Duccio Tessari’s film begins during a thunderstorm with the murder of Francoise, a French student in northern Italy. After witnesses see Alessandro Marchi (Giancarlo Sbragia) fleeing the scene and easily identify him as a TV sports personality, he is arrested and convicted of Francoise’s murder. The court scenes inject some dramatic Italian flair into the proceedings, including blockbuster testimony from Alessandro’s wife (70s genre mainstay Evelyn Stewart), and he is convicted. But as the murders continue with Alessandro in jail, who is the real killer?

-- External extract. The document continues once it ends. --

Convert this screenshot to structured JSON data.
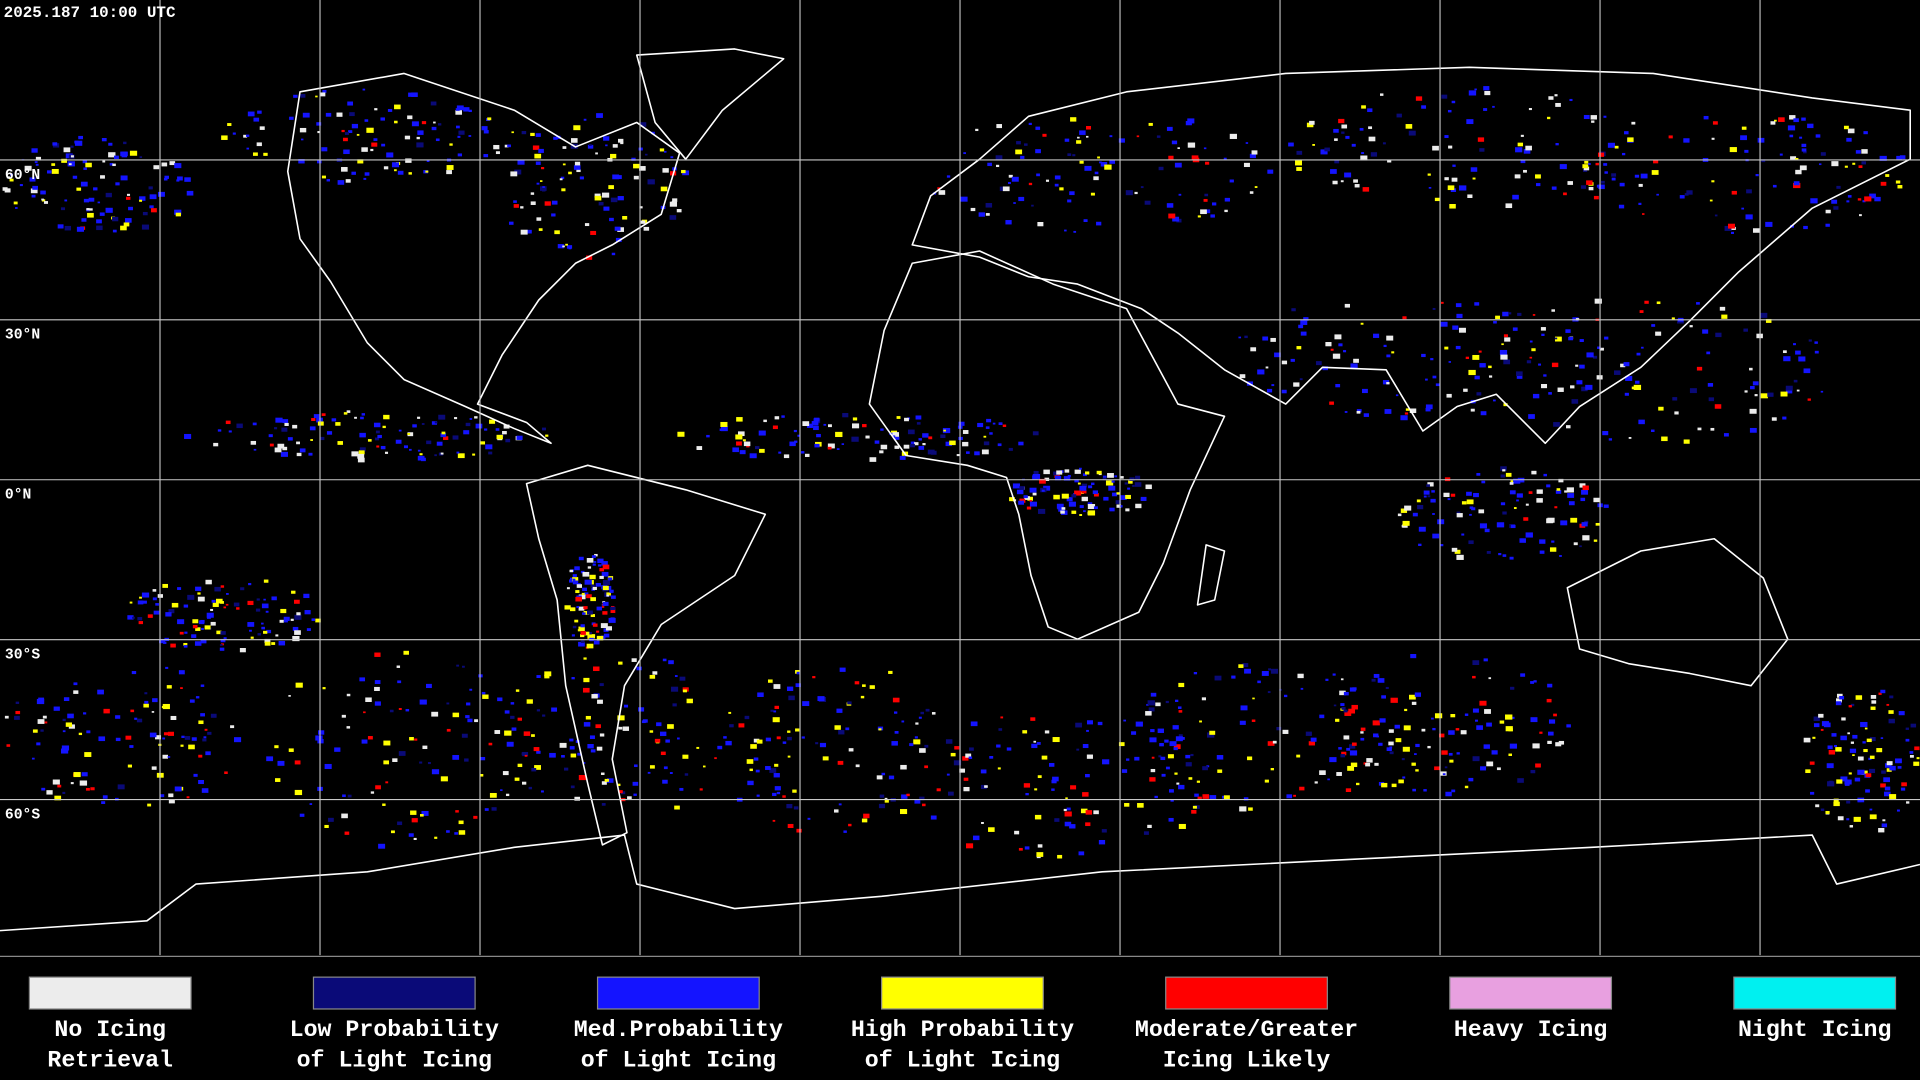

While the investigation plays out, so does a subplot with Berger as the playboy lover of Alessandro’s teenage daughter — the best friend of the murdered girl. In a moment notable for its emotional hyperbole, Berger sits with his head in his hands weeping to loud opera music about the death of Francoise. You can always count on Helmut Berger to spice even the most staid proceedings with a generous dash of melodrama, and his small role here is no exception. And, of course, Alessandro’s wife is having an affair with his lawyer, both of whom seem thrilled to get him out of their lives. One common feature of gialli is the complete worthlessness of the police; The Bloodstained Butterfly’s cops are more often concerned with their terrible coffee than solving the case at hand, leading to some well-executed twists and turns.
Picturesque Bergamo, Italy, is the backdrop for this baroque mystery, and we get a sense of the city’s sinister post-war upper class in their expensive villas. Duccio Tessari, mainly known for his spaghetti westerns, brings a deft workman’s touch to The Bloodstained Butterfly, a fascinating and beautiful film at the intersection of several Italian genre traditions.
The Bloodstained Butterfly is streaming on Tubi (free with ads), Prime, and Arrow.